The top is made from heavy cotton. The colour was perfect and the body of the fabric allowed it to drape very nicely on the oversized sleeves. The top was cut as all one piece and the sleeves were made as a wide panel with multiple darts. Once the darts were sewn, they were attached to the gloves at the wrist with elastic to get a comfortable fit. The gloves are oversized with padding inserted between the fingers. Inside the sleeves there are two tubes of white jersey connecting to a smaller set of gloves that fit my hands more comfortably.
Unfortunately, the fabric used is not colourfast (I didn’t realise this until I had cut and sewn all of the pieces together..), so it needs remaking before I can wear her again.
There are two small holes in the back of the top where the wings fit through. These are made from Sculpey Light by Yuka. This unfortunately made the wings quite fragile. If I remake them I’ll use a small harness inside with a lighter material for these instead.

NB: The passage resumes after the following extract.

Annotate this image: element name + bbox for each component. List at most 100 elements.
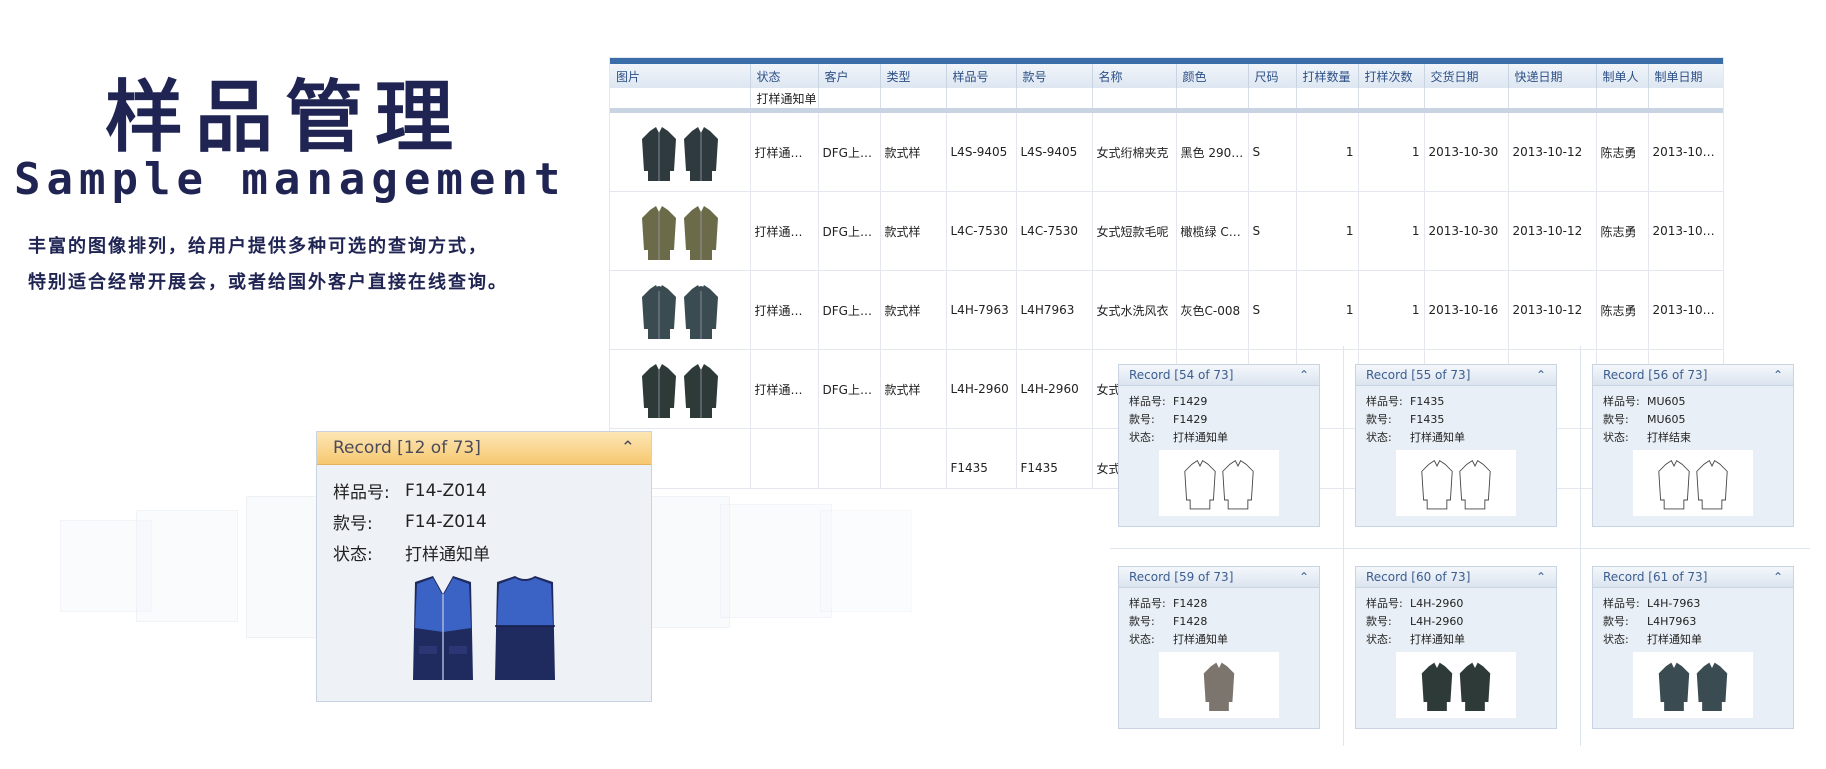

The dungarees are made from canvas and lined with open-weave cotton with a layer of batting inside to keep their shape. All of the fastenings are functional, so they’re very easy to get in and out of using the clips. The sides are lined with eyelets, laced with cord. There are three small pockets made from faux leather on the side of the leg which close with snap fasteners. The pattern was drafted by myself by drawing and re-drawing a large, exaggerated leg and fitting it to my body over and over until it hung correctly.
The belt is made from a really heavy woven upholstery cotton. I loved the colour and texture of it. There are functional fastenings on the front so it opens and closes easily. The D-Ring detail is sewn into place and finished with extra studs attached with glue.
The bottom of the dungarees is gathered and attaches to the socks. This way everything stays in place and the socks can’t fall down or shift! I couldn’t find jersey in an appropriate colour so they are made from the reverse side of stretch velour (so as you’d expect the inside feels pretty gross when they’re worn).
The shoes are boots with a cotton cuff attached. I bought the shoes 3 sizes larger than my own feet to make them look bigger and stuffed the toes.
The Fairy Flute prop is made from an actual tree branch that was trimmed to size, painted, varnished and finished with cord and fake leaves. I wanted everything to be rustic and “genuine” and the flute was no exception! While getting feedback from the judges for WCS, this was one of the main things they appreciated about my costume!